Hopelessly Devoted: Zephaniah Chapter Three Verses Fourteen Through Seventeen

Our first installment, post-publication(!), so what better time to get on ‘the same page’ and […]

Mockingbird / 6.3.13

Our first installment, post-publication(!), so what better time to get on ‘the same page’ and post the June 3rd entry, which comes to us from Alex Large:

Sing aloud, O daughter of Zion; shout, O Israel! Rejoice and exult with all your heart, O daughter of Jerusalem! The LORD has taken away the judgments against you; he has cleared away your enemies. The King of Israel, the LORD, is in your midst; you shall never again fear evil. On that day it shall be said to Jerusalem, “Fear not, O Zion; let not your hands grow weak. The LORD your God is in your midst, a mighty one who will save; he will rejoice over you with gladness; he will quiet you by his love; he will exult over you with loud singing. (Zephaniah 3:14-17, ESV)

battle

Warnings don’t work with my daughter. Granted, she’s less than two years old, and I tend to expect more mature behavior during mealtime, but every meal it’s the same. My wife reminds me that this is what kids her age do—throw food rather than eat it—and so I grimace forgiveness, but it doesn’t come easy. Despite wanting to put limits on how often I can let her bad behavior slide, I am forced to relent.
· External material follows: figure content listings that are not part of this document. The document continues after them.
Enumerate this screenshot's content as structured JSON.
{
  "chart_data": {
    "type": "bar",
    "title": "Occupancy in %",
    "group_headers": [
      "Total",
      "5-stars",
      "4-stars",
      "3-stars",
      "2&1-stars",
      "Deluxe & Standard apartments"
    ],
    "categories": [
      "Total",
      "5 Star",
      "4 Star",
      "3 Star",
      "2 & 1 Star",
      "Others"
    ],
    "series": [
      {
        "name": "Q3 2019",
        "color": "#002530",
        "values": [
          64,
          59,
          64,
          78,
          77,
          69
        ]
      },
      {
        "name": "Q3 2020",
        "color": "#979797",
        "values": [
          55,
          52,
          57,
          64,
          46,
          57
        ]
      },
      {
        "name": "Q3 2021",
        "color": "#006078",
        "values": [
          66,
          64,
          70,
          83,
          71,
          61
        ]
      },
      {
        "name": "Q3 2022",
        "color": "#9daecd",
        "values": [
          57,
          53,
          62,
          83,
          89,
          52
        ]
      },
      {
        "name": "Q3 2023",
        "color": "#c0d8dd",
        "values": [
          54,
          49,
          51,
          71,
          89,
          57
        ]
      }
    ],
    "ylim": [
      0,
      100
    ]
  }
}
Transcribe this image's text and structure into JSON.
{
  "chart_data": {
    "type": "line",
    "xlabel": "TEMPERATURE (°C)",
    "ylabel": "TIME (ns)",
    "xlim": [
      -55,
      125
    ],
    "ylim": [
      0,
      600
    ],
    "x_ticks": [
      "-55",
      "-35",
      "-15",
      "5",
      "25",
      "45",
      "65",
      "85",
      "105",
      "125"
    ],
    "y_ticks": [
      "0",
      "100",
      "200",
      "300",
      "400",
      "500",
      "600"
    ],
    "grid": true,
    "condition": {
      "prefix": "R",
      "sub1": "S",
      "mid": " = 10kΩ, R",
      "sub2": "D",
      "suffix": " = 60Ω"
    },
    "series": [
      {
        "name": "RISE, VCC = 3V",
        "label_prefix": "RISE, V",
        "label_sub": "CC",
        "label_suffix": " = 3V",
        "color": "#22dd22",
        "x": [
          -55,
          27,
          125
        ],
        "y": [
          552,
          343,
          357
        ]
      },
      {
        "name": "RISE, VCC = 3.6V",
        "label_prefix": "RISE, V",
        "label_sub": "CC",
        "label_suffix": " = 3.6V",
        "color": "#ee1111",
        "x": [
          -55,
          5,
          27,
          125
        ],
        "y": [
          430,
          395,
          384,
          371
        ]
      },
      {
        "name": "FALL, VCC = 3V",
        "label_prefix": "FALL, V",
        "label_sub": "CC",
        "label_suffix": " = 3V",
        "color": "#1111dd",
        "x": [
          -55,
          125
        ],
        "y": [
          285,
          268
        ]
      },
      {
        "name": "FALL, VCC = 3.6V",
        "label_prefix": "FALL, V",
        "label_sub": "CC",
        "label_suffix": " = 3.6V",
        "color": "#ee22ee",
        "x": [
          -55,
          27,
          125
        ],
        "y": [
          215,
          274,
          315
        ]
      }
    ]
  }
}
Zephaniah, and really most of the prophets, do a pretty good job relaying God the Angry Father. And it’s generally for the right reasons: Israel is behaving badly, and God tells them this with specific examples. The warnings, however justified, never seem to work, though; God’s children continue to disobey, and God throws His hands up, passing over their sin once again.

Nothing has changed: we, too, are repeat offenders. We’ve done it enough times to know full well right from wrong, and yet knowing this doesn’t change our intent. After yet another repeated inner-judgment, another passive-aggressive comment at your spouse, another ignored call, we hear from God that “The Lord has taken away the judgments against you” (3:15). He could judge, but He doesn’t. There’s no “Shape up or ship out;” there’s no thin ice. It’s counterintuitive, but strangely, “God did not send his Son into the world to condemn the world, but in order that the world might be saved through him” (John 3:17). God in Jesus brings instant forgiveness to the repeat offenders—may this perpetual Passover comfort us today and renew our hearts.